The pair of shakers arrived well packaged and in a neat black drawstring bag that also contained the customary set of instructions / solution. Game on!
First impressions are of a beautifully made pair of Salt and Pepper Shakers (no surprises there!) – made in contrasting woods (red oak and walnut) apparently joined by impossible dovetails (“Sandfield Joints”) at each end. (There are dovetails on all four sides – and if you haven’t seen one of those before on another Sandfield puzzle or, for example, on a Danzig’s Dilemma, then it’s going to worry your brain a little – how the heck can you slide them together without bending time and space?) The respective tops have holes in them just like a Salt or Pepper Shaker should, and you’re told that the goal is to find (and free) the salt and pepper. (No, upending them and shaking them doesn’t produce the required condiment, but good thinking!)
It’s always worth trying to upend a puzzle with a hole in the top and trying to shake any tools that might be hidden in there, out, although in this case, unfortunately it’s not quite that simple – although that shaking does result in some interesting noises, just not from anything that feels the urge to exit the puzzle just yet. A little tinkering will release a lock and open up one of the ends – depositing a handy tool on the desk for you – and more importantly show you how those darn dovetails at right angles really work. (By the way, show those sharp edges on the dovetails some respect or they will take a nick out of your finger!)
From there you will work you way around the remaining ends releasing each one in turn while finding some more useful tools along the way. Some of those locks are reasonably (and I use the word advisedly) straightforward, BUT there is one in the middle that is absolutely monumental! It brings together several items in an unusual way – but the action of the lock itself is so subtle that you could miss it in some orientations and lock it all up again without even realising what you were doing. It’s so well disguised that it is virtually impossible to stumble across it by accident, and it’s a swine!
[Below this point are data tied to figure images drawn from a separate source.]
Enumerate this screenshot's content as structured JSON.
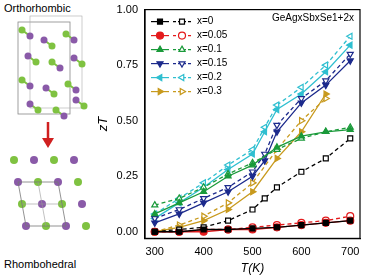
{
  "chart_data": {
    "type": "line",
    "legend_title": "GeAgxSbxSe1+2x",
    "x_label": "T(K)",
    "y_label": "zT",
    "xlim": [
      280,
      720
    ],
    "xticks": [
      300,
      400,
      500,
      600,
      700
    ],
    "ylim": [
      -0.03,
      1.0
    ],
    "yticks": [
      {
        "value": 0,
        "label": "0.00"
      },
      {
        "value": 0.25,
        "label": "0.25"
      },
      {
        "value": 0.5,
        "label": "0.50"
      },
      {
        "value": 0.75,
        "label": "0.75"
      },
      {
        "value": 1.0,
        "label": "1.00"
      }
    ],
    "legend": "upper left",
    "series": [
      {
        "name": "x=0",
        "color": "#000000",
        "marker": "square",
        "line_style": "solid",
        "x": [
          300,
          350,
          400,
          450,
          500,
          550,
          600,
          650,
          700
        ],
        "values": [
          0.0,
          0.0,
          0.01,
          0.01,
          0.015,
          0.02,
          0.03,
          0.04,
          0.05
        ]
      },
      {
        "name": "x=0",
        "color": "#000000",
        "marker": "open square",
        "line_style": "dashed",
        "x": [
          300,
          350,
          400,
          450,
          500,
          525,
          550,
          600,
          650,
          700
        ],
        "values": [
          0.0,
          0.01,
          0.02,
          0.05,
          0.1,
          0.15,
          0.2,
          0.27,
          0.33,
          0.42
        ]
      },
      {
        "name": "x=0.05",
        "color": "#e41a1c",
        "marker": "circle",
        "line_style": "solid",
        "x": [
          300,
          350,
          400,
          450,
          500,
          550,
          600,
          650,
          700
        ],
        "values": [
          0.0,
          0.0,
          0.0,
          0.01,
          0.01,
          0.02,
          0.03,
          0.04,
          0.05
        ]
      },
      {
        "name": "x=0.05",
        "color": "#e41a1c",
        "marker": "open circle",
        "line_style": "dashed",
        "x": [
          300,
          350,
          400,
          450,
          500,
          550,
          600,
          650,
          700
        ],
        "values": [
          0.0,
          0.0,
          0.01,
          0.01,
          0.02,
          0.03,
          0.04,
          0.05,
          0.07
        ]
      },
      {
        "name": "x=0.1",
        "color": "#1a9a3a",
        "marker": "triangle up",
        "line_style": "solid",
        "x": [
          300,
          350,
          400,
          450,
          500,
          550,
          600,
          650,
          700
        ],
        "values": [
          0.08,
          0.13,
          0.18,
          0.25,
          0.3,
          0.38,
          0.43,
          0.45,
          0.46
        ]
      },
      {
        "name": "x=0.1",
        "color": "#1a9a3a",
        "marker": "open triangle up",
        "line_style": "dashed",
        "x": [
          300,
          350,
          400,
          450,
          500,
          550,
          600,
          650,
          700
        ],
        "values": [
          0.12,
          0.15,
          0.2,
          0.26,
          0.31,
          0.37,
          0.42,
          0.45,
          0.47
        ]
      },
      {
        "name": "x=0.15",
        "color": "#1c2a8c",
        "marker": "triangle down",
        "line_style": "solid",
        "x": [
          300,
          350,
          400,
          450,
          500,
          525,
          550,
          600,
          650,
          700
        ],
        "values": [
          0.04,
          0.08,
          0.13,
          0.18,
          0.25,
          0.32,
          0.45,
          0.58,
          0.66,
          0.77
        ]
      },
      {
        "name": "x=0.15",
        "color": "#1c2a8c",
        "marker": "open triangle down",
        "line_style": "dashed",
        "x": [
          300,
          350,
          400,
          450,
          500,
          525,
          550,
          600,
          650,
          700
        ],
        "values": [
          0.06,
          0.1,
          0.15,
          0.2,
          0.27,
          0.35,
          0.48,
          0.6,
          0.68,
          0.8
        ]
      },
      {
        "name": "x=0.2",
        "color": "#2fbfd0",
        "marker": "triangle left",
        "line_style": "solid",
        "x": [
          300,
          350,
          400,
          450,
          500,
          525,
          550,
          600,
          650,
          700
        ],
        "values": [
          0.06,
          0.13,
          0.2,
          0.28,
          0.35,
          0.45,
          0.55,
          0.62,
          0.72,
          0.84
        ]
      },
      {
        "name": "x=0.2",
        "color": "#2fbfd0",
        "marker": "open triangle left",
        "line_style": "dashed",
        "x": [
          300,
          350,
          400,
          450,
          500,
          525,
          550,
          600,
          650,
          700
        ],
        "values": [
          0.08,
          0.15,
          0.22,
          0.3,
          0.37,
          0.47,
          0.57,
          0.65,
          0.75,
          0.88
        ]
      },
      {
        "name": "x=0.3",
        "color": "#c89a1e",
        "marker": "triangle right",
        "line_style": "solid",
        "x": [
          300,
          350,
          400,
          450,
          500,
          550,
          600,
          650
        ],
        "values": [
          0.0,
          0.02,
          0.05,
          0.1,
          0.18,
          0.33,
          0.45,
          0.62
        ]
      },
      {
        "name": "x=0.3",
        "color": "#c89a1e",
        "marker": "open triangle right",
        "line_style": "dashed",
        "x": [
          300,
          350,
          400,
          450,
          500,
          550,
          600,
          650
        ],
        "values": [
          0.0,
          0.03,
          0.07,
          0.13,
          0.22,
          0.37,
          0.5,
          0.6
        ]
      }
    ]
  },
  "diagram": {
    "top_label": "Orthorhombic",
    "bottom_label": "Rhombohedral"
  }
}
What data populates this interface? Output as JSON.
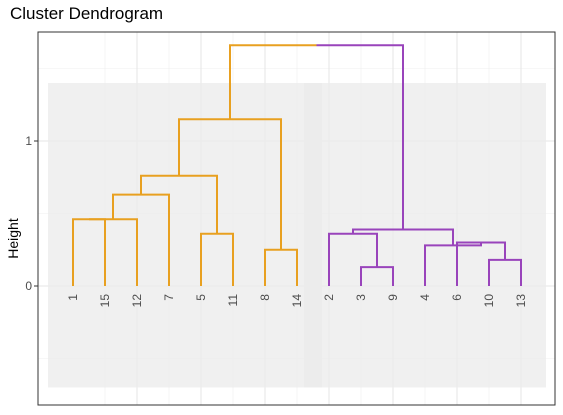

Assuming you make it past that little piggy, and the next few bits, you’re rewarded when the final panel is opened with the sight of two little capsules – one filled with salt and the other filled with pepper (a very cute little treasure!) – job done!
Reassembly could have been rather tricky given the number of tools and potential for mixing them up (if they appeared in the wrong order while you were solving the puzzle, you could find yourself a little snookered!), however the designers have been very kind here and effectively prevented you from messing things up and locking yourself out – a very neat touch that I hadn’t noticed until Robert pointed it out to me.
One thing that their careful attention to the detailed design hadn’t counted on was the sustained low frequency vibration they’d be subjected to on a 10-hour transatlantic flight – on the way to Antwerp said vibration proceeded to randomly unlock certain bits of some of the puzzles, unbeknownst to their owners – more than a little bit spooky!
The shakers were designed by the Sandfield Brothers (Robert and Norman) and Perry McDaniel and then made by Perry, and these pieces certainly confirm his legendary reputation for creating precision, tricked-out dovetail joints in superb puzzles.
Thanks Robert for letting me have a set and for sharing some your stories about these great puzzles.